The Cost Comparison and Institutionalization
Home-based care is supposed to save taxpayers money. It costs less than $60,000 a year compared to more than $100,000 for institutional care, according to Alan Abramowitz of The Arc of Florida.
Yet the system pushes families toward the more expensive option.
After three years of waiting, Yasmina decided to institutionalize Lily so she could return to work and pay the bills.
"I just could never imagine that I'd have to put my child in an institution just so I could get a job," she says. "I could never imagine how I could sleep at night without my child next to me."
However, because of the provider shortage and the complexity of Lily's disease, no institution would accept her. The state then granted crisis status and approved home-based care—the less expensive option.
While Yasmina ultimately received services, the case illustrated the obstacles families encounter when seeking care through the existing system.
What's next:
J.J. Holmes—the young man Fox 13 followed and documented for more than a year—continues traveling across Florida, speaking at legislative meetings and demanding answers. At one session, lawmakers cut his microphone when he started quoting Governor DeSantis's comments about budget surpluses.
"If I was a teacher, and the state legislature was my student, I'd have to sit down with their parents and have a conversation about repeating a year," J.J. told us. "I'd give them a zero."
His mother, Alison, tracked his medical transportation through Medicaid's managed care system: Out of 40 scheduled rides, 34 didn't show up.
That matters because the state is now pushing to expand managed care to home-based disability services, moving families from direct state support to private insurance plans.
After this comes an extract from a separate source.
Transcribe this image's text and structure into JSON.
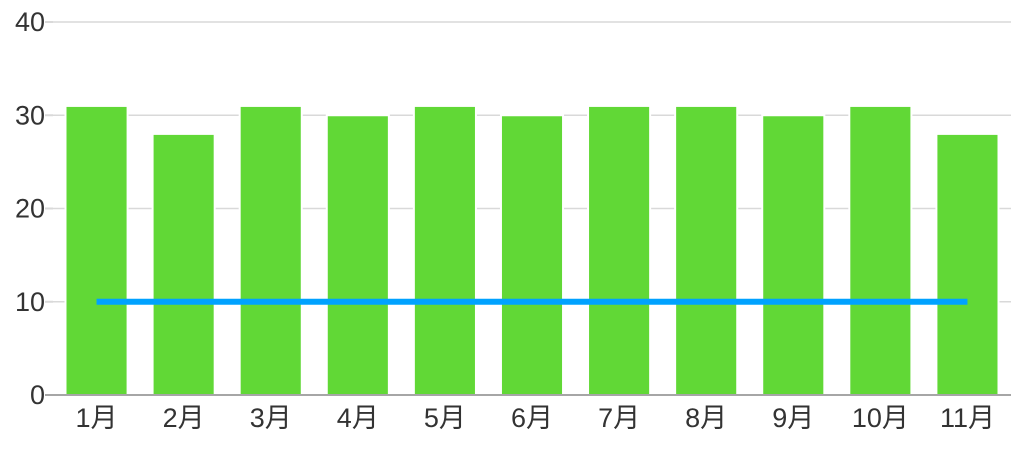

J.J. and many others fear it will make things worse.
"It looks great that you've got all these benefits, but when you actually try and use them, you just hit a brick wall," Alison says.
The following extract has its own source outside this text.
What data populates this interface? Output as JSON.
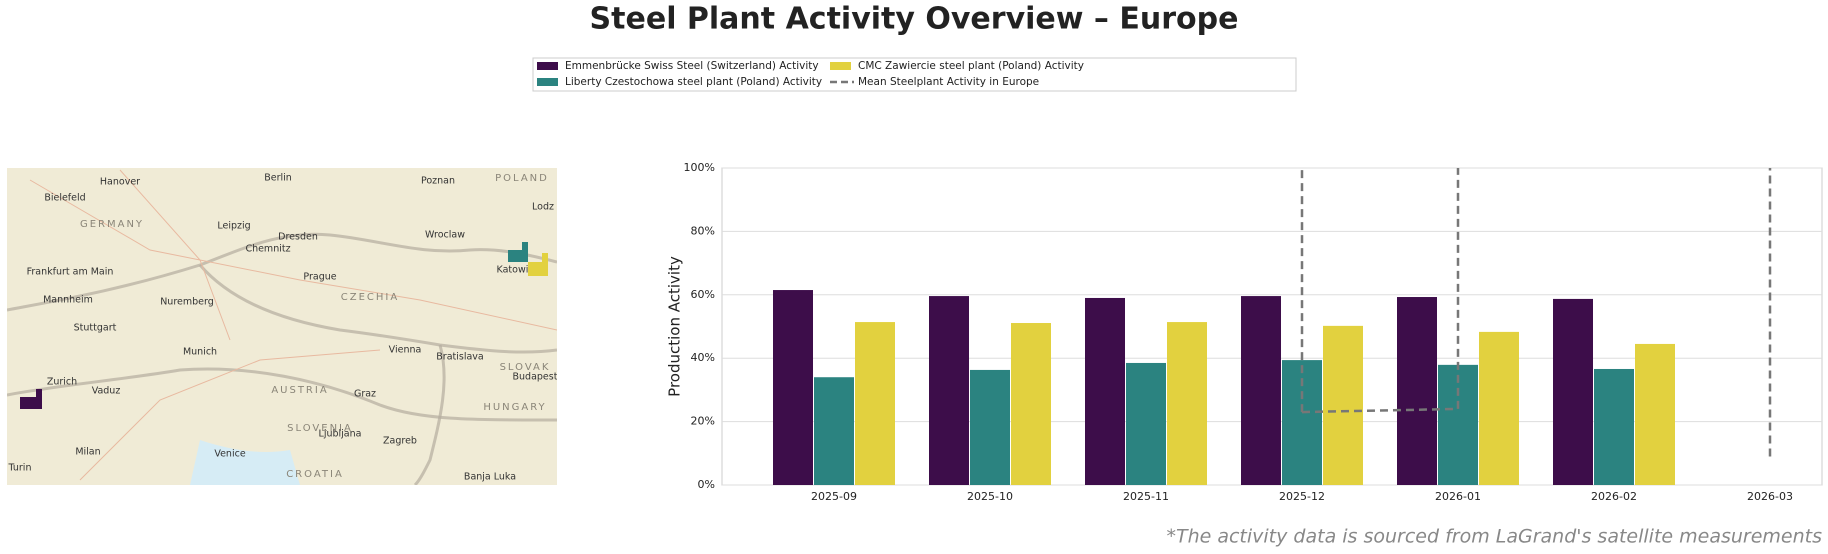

Legislative turnover doesn't help. In the past five years, APD has had five different secretaries. Representative Kelly Skidmore says the constant churn means funds don't get spent: "By the time they figure half of it out, they leave and somebody new comes in."
A couple of years ago, legislators tried to soften the optics by replacing the word "waitlist" in official records with "pre-enrollment." Even APD officials can't keep it straight.
"The waitlist continues to hover around—or I'm sorry, the pre-enrollment list continues to hover around 22,000," one official testified.
"It's not pre-enrollment," J.J. says. "It is a waitlist."
Questions for State Leadership
We asked J.J. what he'd say if he could speak directly to Governor DeSantis.
"Why do you go around the state bragging about how much money you have in the surplus while there's a massive waitlist?" he said. "Would you have your kids on managed care if they had complex medical needs, where 34 out of 40 rides don't show up? Please let me ask you some of these questions and more. I'm sure Craig Patrick would love to cover our conversation."
We sent J.J.'s questions to the governor's office. We haven't received a response.
Following Fox 13's investigations, state lawmakers held hearings, redirected funding, and approved emergency measures that helped hundreds of individuals receive services. Thousands remain on the waitlist.
EDITOR'S NOTE: This investigation began in 2005 when Craig Patrick first started covering Florida's home-based care backlog. Through four governors and countless legislative sessions, the waitlist has grown. Fox 13 will continue reporting on this issue as long as families continue to wait.
The Source: This article was written with information gathered by FOX 13's Craig Patrick.